Drie mannen die hun weekend in Dolisie gingen doorbrengen, namen me mee. We gingen uit en ze betaalden zelfs mijn hotelkamer! Eigenlijk wel frappant dat iedereen met een overheidsfunctie (zoals douanier e.d.) rijk is… Maar met steekpenningen mensen omkopen is nu eenmaal hoe het systeem hier werkt.
In Brazzaville zocht ik de auberge “Hippocampe” op. Olivier, de Fransman die het runt, heeft zelf de wereld rondgefietst en biedt nu aan reizigers gratis slaapplaats aan. Zo ontmoette ik er ook twee Britten, John en Steve, die per auto Afrika rondreden. Zo had ik eindelijk nog eens iemand om een deftige conversatie mee te voeren en om te overleggen hoe het vervolg van mijn reis er zou uitzien.
Ik zocht opnieuw de ambassade van Angola op, maar ook hier een negatief antwoord. “We geven hier nooit een visa aan toeristen.” In de veilige hoofdstad zocht ik met John nog een lokale nachtclub op. Altijd interessant om als enige blanke ergens binnen te komen. Ambiance verzekert!
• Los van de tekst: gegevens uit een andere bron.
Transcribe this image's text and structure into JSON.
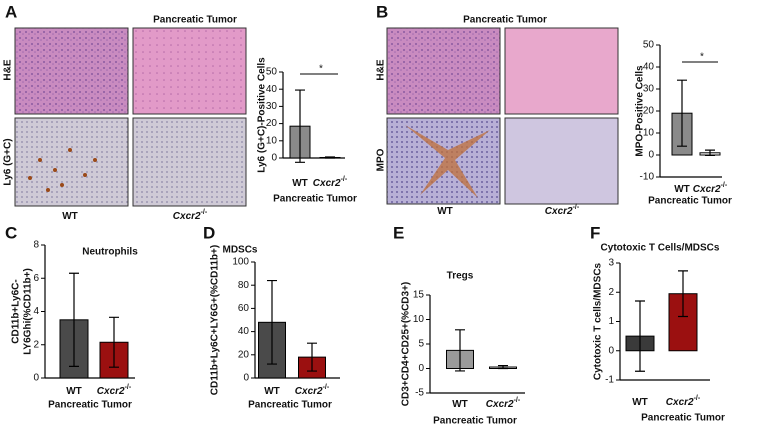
{
  "figure": {
    "panel_letters": [
      "A",
      "B",
      "C",
      "D",
      "E",
      "F"
    ],
    "A": {
      "title": "Pancreatic Tumor",
      "row_labels": [
        "H&E",
        "Ly6 (G+C)"
      ],
      "column_labels": [
        "WT",
        "Cxcr2"
      ],
      "column_superscripts": [
        null,
        "-/-"
      ]
    },
    "B": {
      "title": "Pancreatic Tumor",
      "row_labels": [
        "H&E",
        "MPO"
      ],
      "column_labels": [
        "WT",
        "Cxcr2"
      ],
      "column_superscripts": [
        null,
        "-/-"
      ]
    }
  },
  "chart_data": [
    {
      "type": "bar",
      "y_label": "Ly6 (G+C)-Positive Cells",
      "x_label": "Pancreatic Tumor",
      "categories": [
        "WT",
        "Cxcr2"
      ],
      "category_superscripts": [
        null,
        "-/-"
      ],
      "values": [
        18.5,
        0.3
      ],
      "errors": [
        21,
        0.3
      ],
      "colors": [
        "#8a8a8a",
        "#ffffff"
      ],
      "ylim": [
        0,
        50
      ],
      "yticks": [
        0,
        10,
        20,
        30,
        40,
        50
      ],
      "significance": "*"
    },
    {
      "type": "bar",
      "y_label": "MPO-Positive Cells",
      "x_label": "Pancreatic Tumor",
      "categories": [
        "WT",
        "Cxcr2"
      ],
      "category_superscripts": [
        null,
        "-/-"
      ],
      "values": [
        19,
        1
      ],
      "errors": [
        15,
        1.2
      ],
      "colors": [
        "#8a8a8a",
        "#ffffff"
      ],
      "ylim": [
        -10,
        50
      ],
      "yticks": [
        -10,
        0,
        10,
        20,
        30,
        40,
        50
      ],
      "significance": "*"
    },
    {
      "type": "bar",
      "title": "Neutrophils",
      "y_label": [
        "CD11b+Ly6C-",
        "LY6Ghi(%CD11b+)"
      ],
      "x_label": "Pancreatic Tumor",
      "categories": [
        "WT",
        "Cxcr2"
      ],
      "category_superscripts": [
        null,
        "-/-"
      ],
      "values": [
        3.5,
        2.15
      ],
      "errors": [
        2.8,
        1.5
      ],
      "colors": [
        "#4a4a4a",
        "#9b1010"
      ],
      "ylim": [
        0,
        8
      ],
      "yticks": [
        0,
        2,
        4,
        6,
        8
      ]
    },
    {
      "type": "bar",
      "title": "MDSCs",
      "y_label": "CD11b+Ly6C+LY6G+(%CD11b+)",
      "x_label": "Pancreatic Tumor",
      "categories": [
        "WT",
        "Cxcr2"
      ],
      "category_superscripts": [
        null,
        "-/-"
      ],
      "values": [
        48,
        18
      ],
      "errors": [
        36,
        12
      ],
      "colors": [
        "#4a4a4a",
        "#9b1010"
      ],
      "ylim": [
        0,
        100
      ],
      "yticks": [
        0,
        20,
        40,
        60,
        80,
        100
      ]
    },
    {
      "type": "bar",
      "title": "Tregs",
      "y_label": "CD3+CD4+CD25+(%CD3+)",
      "x_label": "Pancreatic Tumor",
      "categories": [
        "WT",
        "Cxcr2"
      ],
      "category_superscripts": [
        null,
        "-/-"
      ],
      "values": [
        3.7,
        0.3
      ],
      "errors": [
        4.2,
        0.3
      ],
      "colors": [
        "#9a9a9a",
        "#f0f0f0"
      ],
      "ylim": [
        -5,
        15
      ],
      "yticks": [
        -5,
        0,
        5,
        10,
        15
      ]
    },
    {
      "type": "bar",
      "title": "Cytotoxic T Cells/MDSCs",
      "y_label": "Cytotoxic T cells/MDSCs",
      "x_label": "Pancreatic Tumor",
      "categories": [
        "WT",
        "Cxcr2"
      ],
      "category_superscripts": [
        null,
        "-/-"
      ],
      "values": [
        0.5,
        1.95
      ],
      "errors": [
        1.2,
        0.78
      ],
      "colors": [
        "#3a3a3a",
        "#9b1010"
      ],
      "ylim": [
        -1,
        3
      ],
      "yticks": [
        -1,
        0,
        1,
        2,
        3
      ]
    }
  ]
}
De boot om de Congo rivier over te steken zou om 9u vertrekken, maar president Kabila had besloten zijn zaterdag op de rivier door te brengen en zo konden we de rivier pas tegen 14u over. Ik had een ‘fixer’, iemand die me met alle formaliteiten hielp, maar die leverde me alleen nog maar meer problemen op. Zo had ik één ticket voor de boot voor mij nodig en ook één voor de fiets. Toen de boot geladen werd, werd er in Lingala (de lokale taal) hevig gediscussieerd tussen mijn fixer en iemand van de boot. Ik begreep er helemaal niets van en dan vertrok de boot plots! Blijkbaar had m’n fixer geen tweede biljet gekocht. Ik haalde dan snel wat geld tevoorschijn en zo kon ik eindelijk na zes weken Congo verlaten. Het was een gemengd gevoel. Ik had er mooie herinneringen aan overgehouden, maar de problemen met de agressieve politie deden me er toch een middelvinger naar opsteken.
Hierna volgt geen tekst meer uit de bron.